Antoine Bloyé
7.9
Antoine Bloyé

livre de Paul Nizan (1933)

Quel plaisir de lire et de relire Nizan ! Il y a tout ce qu'on y cherche, mais on reste frappé par la puissance des tableaux, ces marques d'ironie cruelles et les tensions qu'il nous fait apparaître dans le destin (la modeste ascension) de son personnage.

Les premiers chapitres ne sont pas les plus passionnants. Ils ont un usage avant tout descriptif : de la mort d'Antoine, de la vie de ses parents, de son enfance, du changement de régime. Ils nous donnent une image de la dureté de ces vies et de la chaîne qui lie les générations. Les douleurs universelles et celles qui sont propres à chaque temps et chaque conditions.

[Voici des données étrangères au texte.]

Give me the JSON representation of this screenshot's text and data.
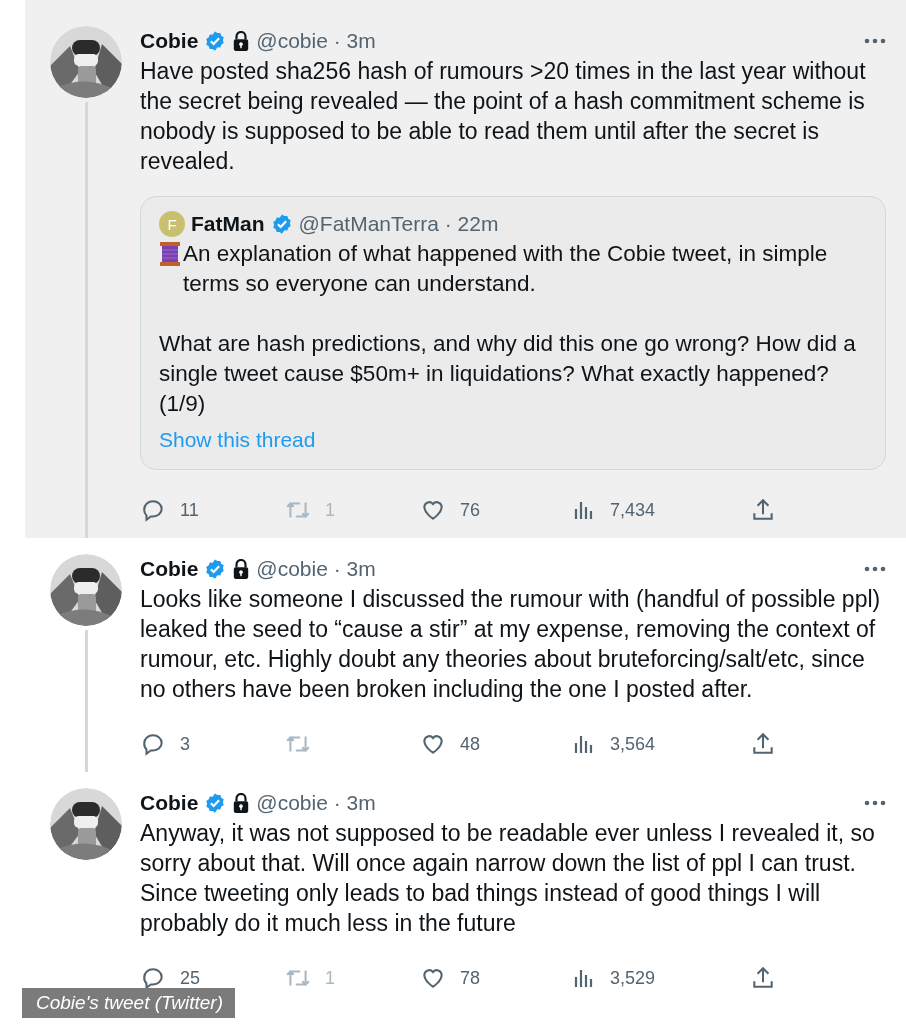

Antoine, qui est né en 1864, bénéficie de ce changement de régime, et du besoin de la IIIe République de promouvoir une élite de prolétaires, désignés enfants, par leurs maîtres. Adolescent, il fait les arts et métiers, qui lui ouvrent les portes du monde ouvrier, à une position dure, mais confortable. Sa jeunesse est acharnée de travail, mais subsiste en elle des touches d'espoir, où l'on traîne entre amis, et où survient une lueur nommée Marcelle. Seulement la jeunesse n’a qu’un temps et le besoin de se faire une condition, de fonder un ménage bourgeois devient irrésistible. Antoine sent pourtant le piège et Nizan appui sur cette douleur


“ Il pensait à Marcelle, se sentant coupable : et sans doute il l’était, il sentait que le mariage couperait tous les liens avec les gens de son espèce, ce serait sa première ascension sociale, sa première mutilation. Son déclassement… Tous les déclassements ne se font point par en bas.”


La tension qui apparaît à ce moment du livre va rester à l'œuvre jusqu’à la fin. Les thèmes de la complicité, de la traîtrise, de la solitude et de la fausseté bourgeoise face à la franche bonhomie et la puissance du monde prolétaire coalisé. Antoine peut s’oublier des années dans une illusion de bonheur, de confort, de propriétaire, de membre d’une communauté bourgeoise d’une petite ville de province. Sa conscience se rappelle à lui en des instants-clés. Elle lui dit qu’il n’est pas heureux, qu’il perd sa vie, qu’il est un homme seul.

Ainsi, la mort d’une enfant, la naissance d’un autre, une grande grève, et jusqu’à son renvoi de son poste de chef d’atelier sont l’occasion de sortir de ses illusions et de vivre pleinement sa condition. Son renvoi, stop brutal à son ascension sociale, est la marche vers la décadence. Une cérémonie est faite en son honneur, pour féliciter le bon et magnanime chef qui a su se faire apprécier de tous, et traiter ses hommes avec respect. Seulement, cette complaisance et l’absence des fortes têtes à ce ridicule hommage, entraîne Antoine dans une profuse rumination. Une rumination de vieil homme, invisible, inutile et sans marque sur le monde. Tout cela il le restera jusqu’à son trépas.


J’aurais pu nommer cette critique “Antoine broyé par le capitalisme”, c’est bien de ça dont il est question. Nizan détaille avec une grande cruauté (l’histoire est celle de son père, il faut le rappeler) une ascension qui est une mutilation. Croire dans les promesses de la bourgeoisie, se démarquer et se distancier de ses semblables, n’est pas perçu comme un chemin vers la réalisation de soi. Ici, cette issue individuelle, est perçue comme une fausse promesse de la classe bourgeoise, pour renforcer l’ordre social qu’elle a façonné. Donner des miettes du banquet à des prolétaires pour que rien ne change.